Abstract

Five transition metals were selected as the central ions to coordinate with 4,5-dimercapto-1,3-dithiole-2-thione to form five complex anions which were combined with hemicyanine dye to form five complexes, bis{[(E)-N-octadecyl-4-[2-(4-dimethylaminophenyl)ethenyl]pyridinium}bis(4,5-dimercapto-1,3-dithiole-2-thionato)metalate [D₂M(dmit)₂, where M = Ni, Pd, Cu, Cd, Hg]. Data show that D₂Cd(dmit)₂ is the best in terms of the photoelectric conversion among the five complexes. The quantum yield of D₂Cd(dmit)₂ is 5 times greater than that of (E)-N-octadecyl-4-[2-(4-dimethylaminophenyl)ethenyl]pyridinium iodide (DI) itself.

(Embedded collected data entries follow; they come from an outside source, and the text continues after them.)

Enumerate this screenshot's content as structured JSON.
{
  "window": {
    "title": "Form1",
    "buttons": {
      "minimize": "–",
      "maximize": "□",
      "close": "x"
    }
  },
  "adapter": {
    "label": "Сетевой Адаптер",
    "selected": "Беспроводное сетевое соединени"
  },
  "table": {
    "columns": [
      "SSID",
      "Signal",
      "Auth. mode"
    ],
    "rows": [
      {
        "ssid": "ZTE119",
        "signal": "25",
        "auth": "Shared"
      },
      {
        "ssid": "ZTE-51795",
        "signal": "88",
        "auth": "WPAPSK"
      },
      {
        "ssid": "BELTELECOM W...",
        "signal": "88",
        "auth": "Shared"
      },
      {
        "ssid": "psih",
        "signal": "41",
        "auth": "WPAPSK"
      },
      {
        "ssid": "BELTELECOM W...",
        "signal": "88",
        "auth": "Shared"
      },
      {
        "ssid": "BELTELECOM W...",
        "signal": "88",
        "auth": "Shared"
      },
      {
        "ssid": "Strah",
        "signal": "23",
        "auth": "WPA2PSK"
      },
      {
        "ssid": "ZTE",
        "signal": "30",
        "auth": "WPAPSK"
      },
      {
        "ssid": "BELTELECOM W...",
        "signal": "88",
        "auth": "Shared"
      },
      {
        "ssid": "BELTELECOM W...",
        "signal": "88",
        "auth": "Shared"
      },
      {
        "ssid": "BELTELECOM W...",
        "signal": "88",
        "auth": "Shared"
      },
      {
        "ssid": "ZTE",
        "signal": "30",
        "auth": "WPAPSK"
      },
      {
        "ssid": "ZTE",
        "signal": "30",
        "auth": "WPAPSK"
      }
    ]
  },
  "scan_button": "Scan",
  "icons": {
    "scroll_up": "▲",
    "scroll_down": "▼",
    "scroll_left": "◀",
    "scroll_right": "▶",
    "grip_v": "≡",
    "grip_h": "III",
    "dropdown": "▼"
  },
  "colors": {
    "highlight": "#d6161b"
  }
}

UV-vis and fluorescent spectroscopy were used to characterize the compounds and study the interaction of the ions. A semiempirical quantum chemical calculation by PM3 was used to elucidate the role of the counter anions. By combining the experimental and theoretical results, it was found that the electronic configuration of the transition metals and the geometric configuration of the counter anion play important roles in the photoelectric conversion system.